"You are accused of grievous crimes, from which we have neither the will nor the power to absolve you. You will therefore be conveyed to Hermannstadt with a strong escort, there to clear yourself as best you can."
John Szasy, with a stupefied air, looked first to the right and then to the left. He could not understand it at all.
"You, Master Moses Zagoni, we command to present your accounts for examination to our officers of the Exchequer thereunto appointed."
To hide his own confusion, Zagoni thought he could not do better than whisper consolation to Szasy.
The deputy of Olahfalva had now to take his turn. It was indeed high time that something amusing should happen, for while the Prince had thus been distributing rewards and punishments, the smile had gradually vanished from every face; nothing short of the discomfiture of the quaint and crafty boor could now restore the general hilarity.

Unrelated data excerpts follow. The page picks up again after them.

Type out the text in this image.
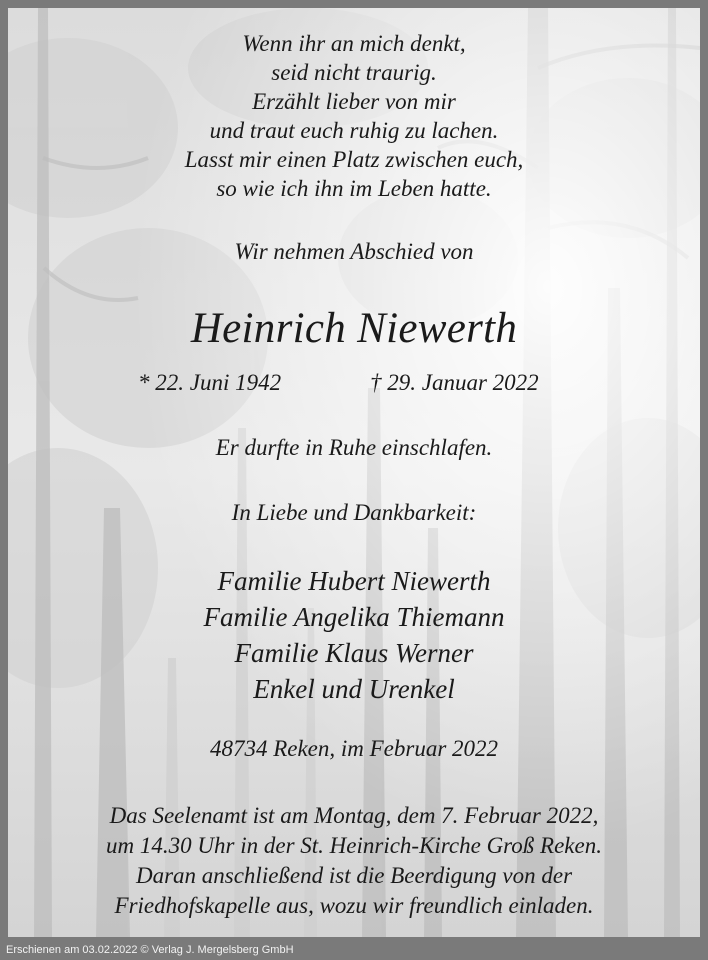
Wenn ihr an mich denkt,
seid nicht traurig.
Erzählt lieber von mir
und traut euch ruhig zu lachen.
Lasst mir einen Platz zwischen euch,
so wie ich ihn im Leben hatte.
Wir nehmen Abschied von
Heinrich Niewerth
* 22. Juni 1942	† 29. Januar 2022
Er durfte in Ruhe einschlafen.
In Liebe und Dankbarkeit:
Familie Hubert Niewerth
Familie Angelika Thiemann
Familie Klaus Werner
Enkel und Urenkel
48734 Reken, im Februar 2022
Das Seelenamt ist am Montag, dem 7. Februar 2022,
um 14.30 Uhr in der St. Heinrich-Kirche Groß Reken.
Daran anschließend ist die Beerdigung von der
Friedhofskapelle aus, wozu wir freundlich einladen.
Erschienen am 03.02.2022 © Verlag J. Mergelsberg GmbH
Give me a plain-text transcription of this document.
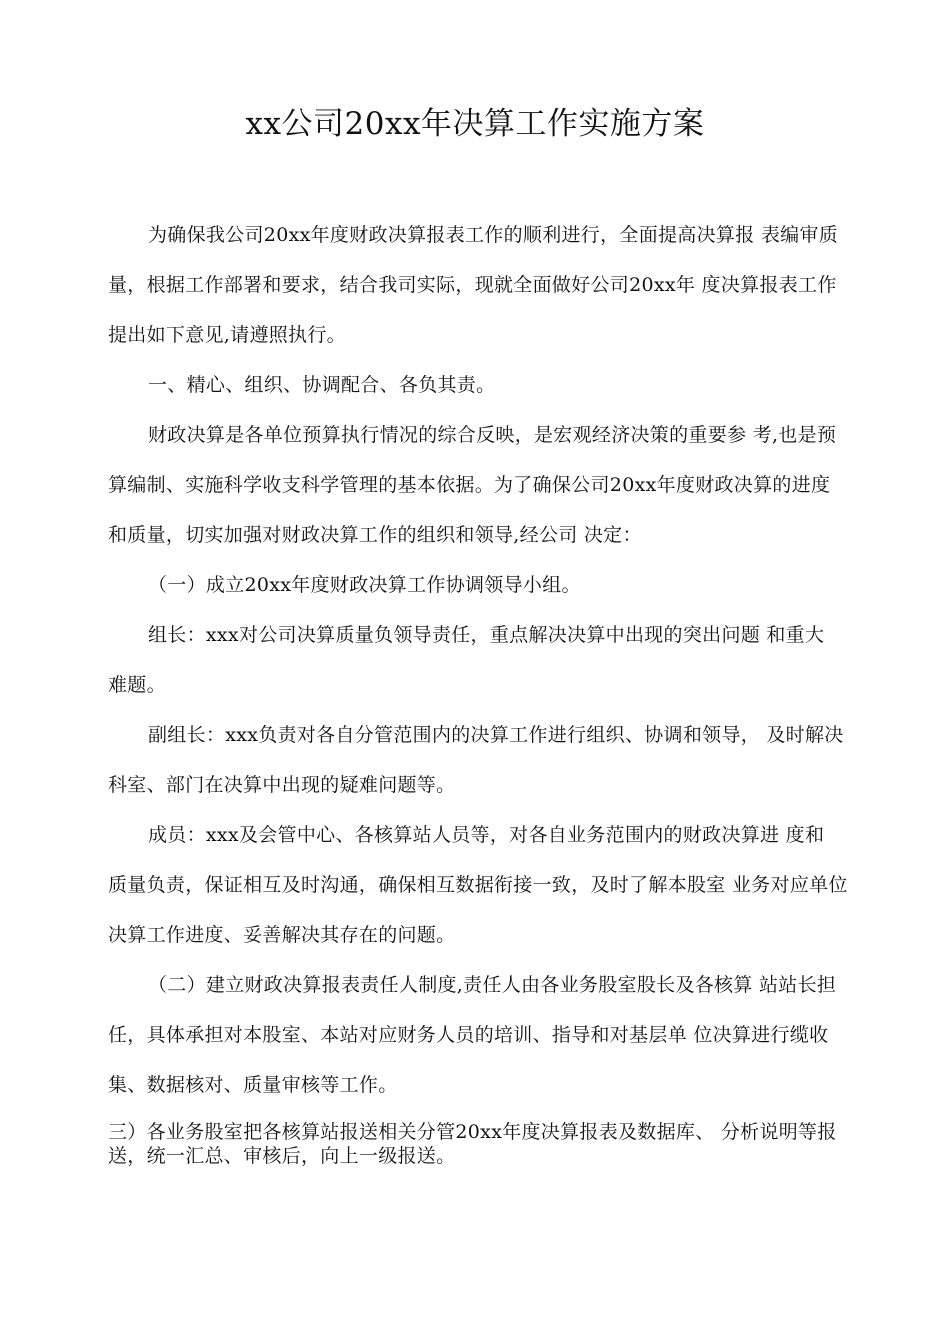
xx公司20xx年决算工作实施方案

为确保我公司20xx年度财政决算报表工作的顺利进行，全面提高决算报 表编审质
量，根据工作部署和要求，结合我司实际，现就全面做好公司20xx年 度决算报表工作
提出如下意见,请遵照执行。

一、精心、组织、协调配合、各负其责。

财政决算是各单位预算执行情况的综合反映，是宏观经济决策的重要参 考,也是预
算编制、实施科学收支科学管理的基本依据。为了确保公司20xx年度财政决算的进度
和质量，切实加强对财政决算工作的组织和领导,经公司 决定：

（一）成立20xx年度财政决算工作协调领导小组。

组长：xxx对公司决算质量负领导责任，重点解决决算中出现的突出问题 和重大
难题。

副组长：xxx负责对各自分管范围内的决算工作进行组织、协调和领导， 及时解决
科室、部门在决算中出现的疑难问题等。

成员：xxx及会管中心、各核算站人员等，对各自业务范围内的财政决算进 度和
质量负责，保证相互及时沟通，确保相互数据衔接一致，及时了解本股室 业务对应单位
决算工作进度、妥善解决其存在的问题。

（二）建立财政决算报表责任人制度,责任人由各业务股室股长及各核算 站站长担
任，具体承担对本股室、本站对应财务人员的培训、指导和对基层单 位决算进行缆收
集、数据核对、质量审核等工作。

三）各业务股室把各核算站报送相关分管20xx年度决算报表及数据库、 分析说明等报
送，统一汇总、审核后，向上一级报送。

"What I promised you," said the Prince, scarcely able to repress his inward merriment, "is yours. If it give you any satisfaction, you may henceforth regard Olahfalva as only two miles distant from Klausenburg instead of twenty; let him also who has no horse go on foot as you desire. But we grant this with the express reservation that you are not to take any timber to the market of Klausenburg, and that you always give the couriers the necessary relays of horses."
The Szekler grinned, shook his head, and then looked very hard at the Prince, as if to find out how Apafi could possibly have got to the bottom of his artifice.
The wondering, puzzled face of the Olahfalvian was too much for Apafi's gravity, and he burst into a loud guffaw, in which everybody present joined him. The Szekler, whose face had hitherto worn a bewildered smile, suddenly became quite serious, threw back his head defiantly, cast a furious look around, half stripped off his short jacket, and exclaimed—
"Harkye, gentlemen! If the Prince chooses to make merry with me, I suffer it; but I'll trouble you all not to laugh so at my expense."
The Prince beckoned to them to be silent, and diverted their attention by calling forward the itinerant scholar Clement, who shambled up on his long, lean legs, as if he were every moment about to fall on his knees.